Very basic OSPF stuff


Since my new job requires me to be good at OSPF and the fact that the last time I studied OSPF was during my CCNA studies 4 years back I had to come up with this so I can fetch it when needed.

Just some notes that I prepared from CBT nuggets. Mostly it’s what Jeremy had on his screen and some of it is from the ROUTE cert guide. Just collated them for it to be in a single place for reference.

The tables

Neighbor table Stores the list of OSPF neighbors
Topology table A.k.a LSDB, it represents the entire diagram of the network (Area) –
This table is built using the following;
– Router ID of all the routers in the area
– Router interface, IP address, mask and subnet of those routers
– List of the routers reachable by each router on each interface.
Routing table This table keeps the best path to reach each of the prefix/subnet based on the SPF algorithm performed on the topology table (LSDB).

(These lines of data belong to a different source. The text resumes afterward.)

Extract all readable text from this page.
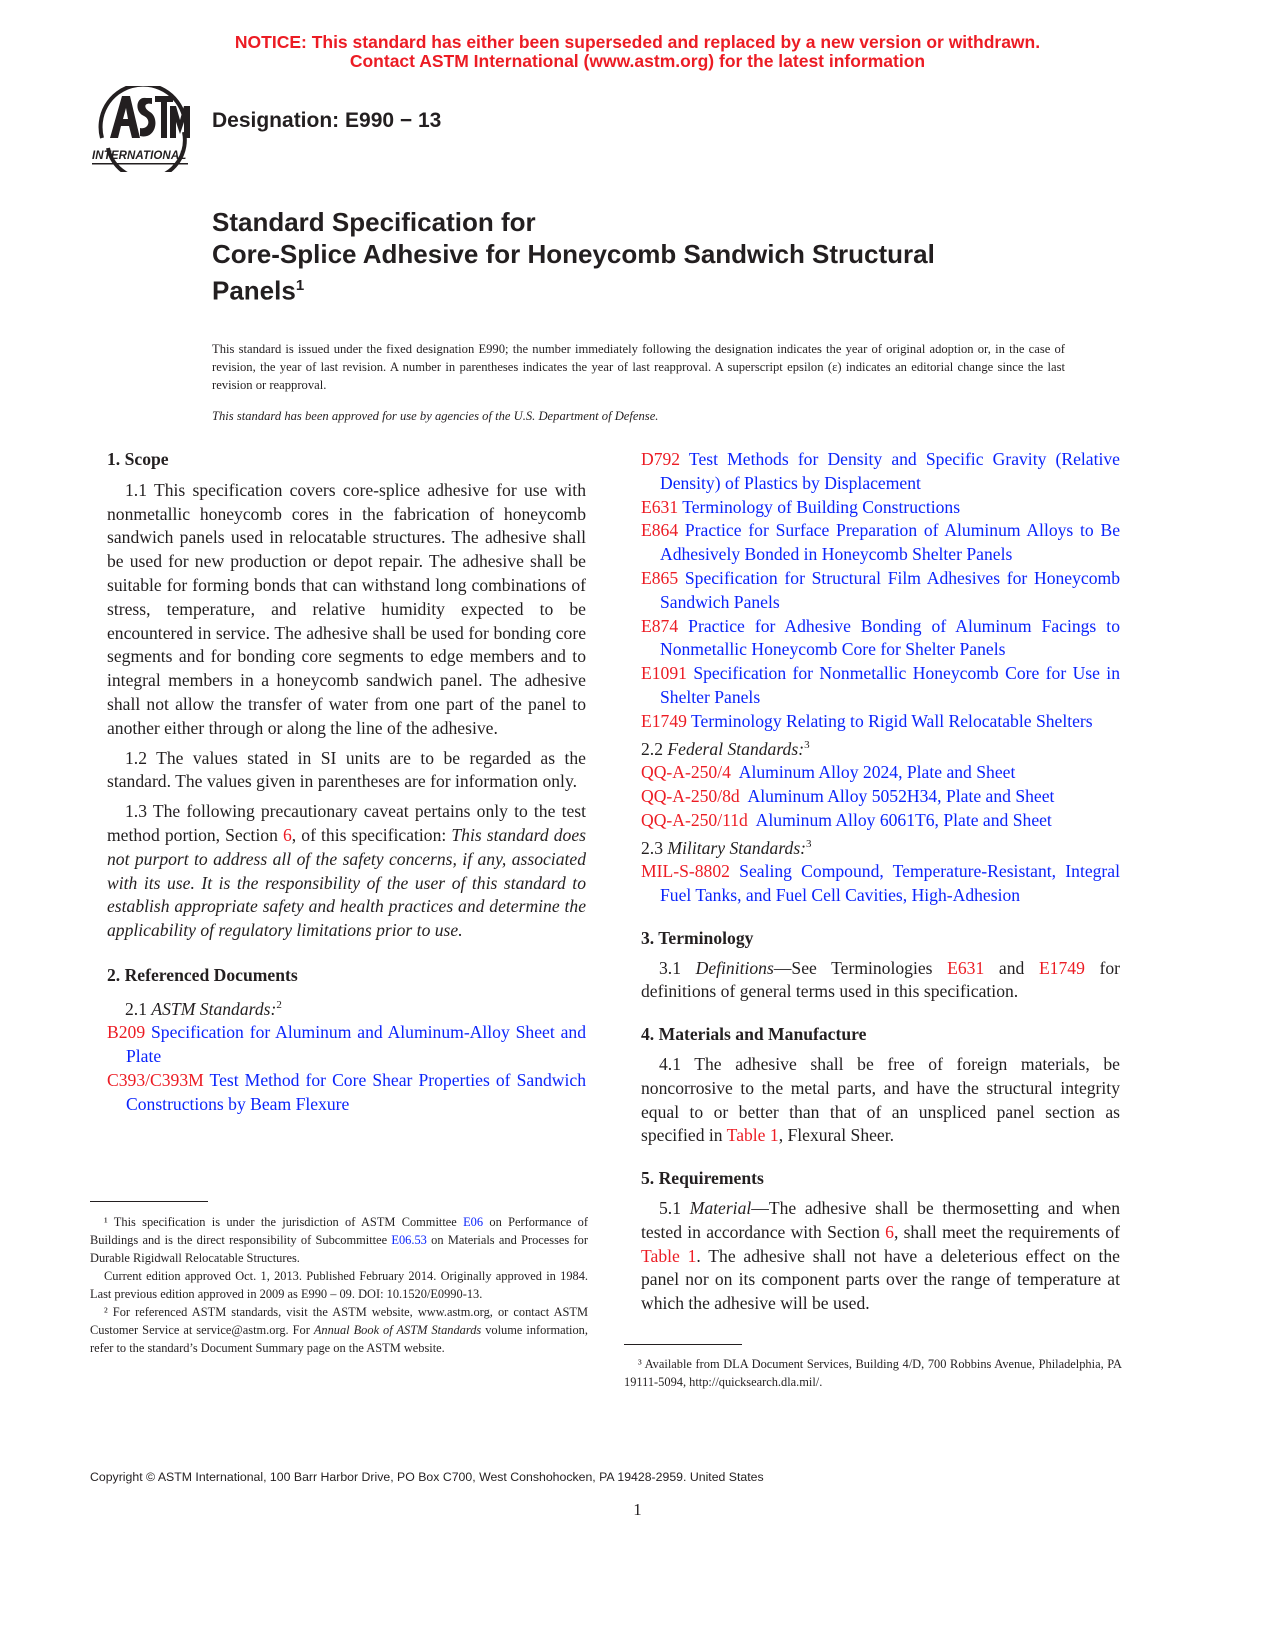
NOTICE: This standard has either been superseded and replaced by a new version or withdrawn.
Contact ASTM International (www.astm.org) for the latest information
INTERNATIONAL
Designation: E990 − 13
Standard Specification for
Core-Splice Adhesive for Honeycomb Sandwich Structural
Panels$^1$

This standard is issued under the fixed designation E990; the number immediately following the designation indicates the year of original adoption or, in the case of revision, the year of last revision. A number in parentheses indicates the year of last reapproval. A superscript epsilon (ε) indicates an editorial change since the last revision or reapproval.

This standard has been approved for use by agencies of the U.S. Department of Defense.
1. Scope

1.1 This specification covers core-splice adhesive for use with nonmetallic honeycomb cores in the fabrication of honeycomb sandwich panels used in relocatable structures. The adhesive shall be used for new production or depot repair. The adhesive shall be suitable for forming bonds that can withstand long combinations of stress, temperature, and relative humidity expected to be encountered in service. The adhesive shall be used for bonding core segments and for bonding core segments to edge members and to integral members in a honeycomb sandwich panel. The adhesive shall not allow the transfer of water from one part of the panel to another either through or along the line of the adhesive.

1.2 The values stated in SI units are to be regarded as the standard. The values given in parentheses are for information only.

1.3 The following precautionary caveat pertains only to the test method portion, Section 6, of this specification: This standard does not purport to address all of the safety concerns, if any, associated with its use. It is the responsibility of the user of this standard to establish appropriate safety and health practices and determine the applicability of regulatory limitations prior to use.

2. Referenced Documents

2.1 ASTM Standards:$^2$

B209 Specification for Aluminum and Aluminum-Alloy Sheet and Plate

C393/C393M Test Method for Core Shear Properties of Sandwich Constructions by Beam Flexure

¹ This specification is under the jurisdiction of ASTM Committee E06 on Performance of Buildings and is the direct responsibility of Subcommittee E06.53 on Materials and Processes for Durable Rigidwall Relocatable Structures.

Current edition approved Oct. 1, 2013. Published February 2014. Originally approved in 1984. Last previous edition approved in 2009 as E990 – 09. DOI: 10.1520/E0990-13.

² For referenced ASTM standards, visit the ASTM website, www.astm.org, or contact ASTM Customer Service at service@astm.org. For Annual Book of ASTM Standards volume information, refer to the standard’s Document Summary page on the ASTM website.

D792 Test Methods for Density and Specific Gravity (Relative Density) of Plastics by Displacement

E631 Terminology of Building Constructions

E864 Practice for Surface Preparation of Aluminum Alloys to Be Adhesively Bonded in Honeycomb Shelter Panels

E865 Specification for Structural Film Adhesives for Honeycomb Sandwich Panels

E874 Practice for Adhesive Bonding of Aluminum Facings to Nonmetallic Honeycomb Core for Shelter Panels

E1091 Specification for Nonmetallic Honeycomb Core for Use in Shelter Panels

E1749 Terminology Relating to Rigid Wall Relocatable Shelters

2.2 Federal Standards:$^3$

QQ-A-250/4  Aluminum Alloy 2024, Plate and Sheet

QQ-A-250/8d  Aluminum Alloy 5052H34, Plate and Sheet

QQ-A-250/11d  Aluminum Alloy 6061T6, Plate and Sheet

2.3 Military Standards:$^3$

MIL-S-8802 Sealing Compound, Temperature-Resistant, Integral Fuel Tanks, and Fuel Cell Cavities, High-Adhesion

3. Terminology

3.1 Definitions—See Terminologies E631 and E1749 for definitions of general terms used in this specification.

4. Materials and Manufacture

4.1 The adhesive shall be free of foreign materials, be noncorrosive to the metal parts, and have the structural integrity equal to or better than that of an unspliced panel section as specified in Table 1, Flexural Sheer.

5. Requirements

5.1 Material—The adhesive shall be thermosetting and when tested in accordance with Section 6, shall meet the requirements of Table 1. The adhesive shall not have a deleterious effect on the panel nor on its component parts over the range of temperature at which the adhesive will be used.

³ Available from DLA Document Services, Building 4/D, 700 Robbins Avenue, Philadelphia, PA 19111-5094, http://quicksearch.dla.mil/.

Copyright © ASTM International, 100 Barr Harbor Drive, PO Box C700, West Conshohocken, PA 19428-2959. United States
1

OSPF Area Design consideration

  1. All areas must connect to Area 0 (backbone area).
  2. All routers in an Area have the same topology table.
  3. The goal is to localize updates within an area.
  4. Requires hierarchical design in terms of IP addressing. Use summarization and avoid using discontiguous networks within an area.

Basic OSPF Terms

LSDB Link State Database
This stores the topology data.
SPF Shortest Path First
Algorithm that analyzes the LSDB to determine the best path for each prefix i.e. to calculate the routing table once the neighborship is formed.
LSU Link State Updates
OSPF packet that contains LSAs.
LSA Link State Advertisement
Holds topology information. Held in memory in the LSDB and propagated over the network in LSU messages.

 Router types

ABR Area Border Router
– Has interfaces connected to at least two different OSPF areas including the backbone area (area 0).
– Holds topology data for each area and calculates routes for each area.
– Advertise only routes between each area. Does not share topology data between areas.
Backbone router Router that has at least one interface connected to the backbone area.
Internal router A router that has interfaces connected to only one area.
DR Designated Router
– On multi-access data links like LAN, a DR is elected by the OSPF routers on that data link to perform some special functions in regards to OSPF.
BDR Backup Designated Router
– On a multi-access data link, the BDR monitors the DR and becomes prepared to take over the DR, should the DR fail.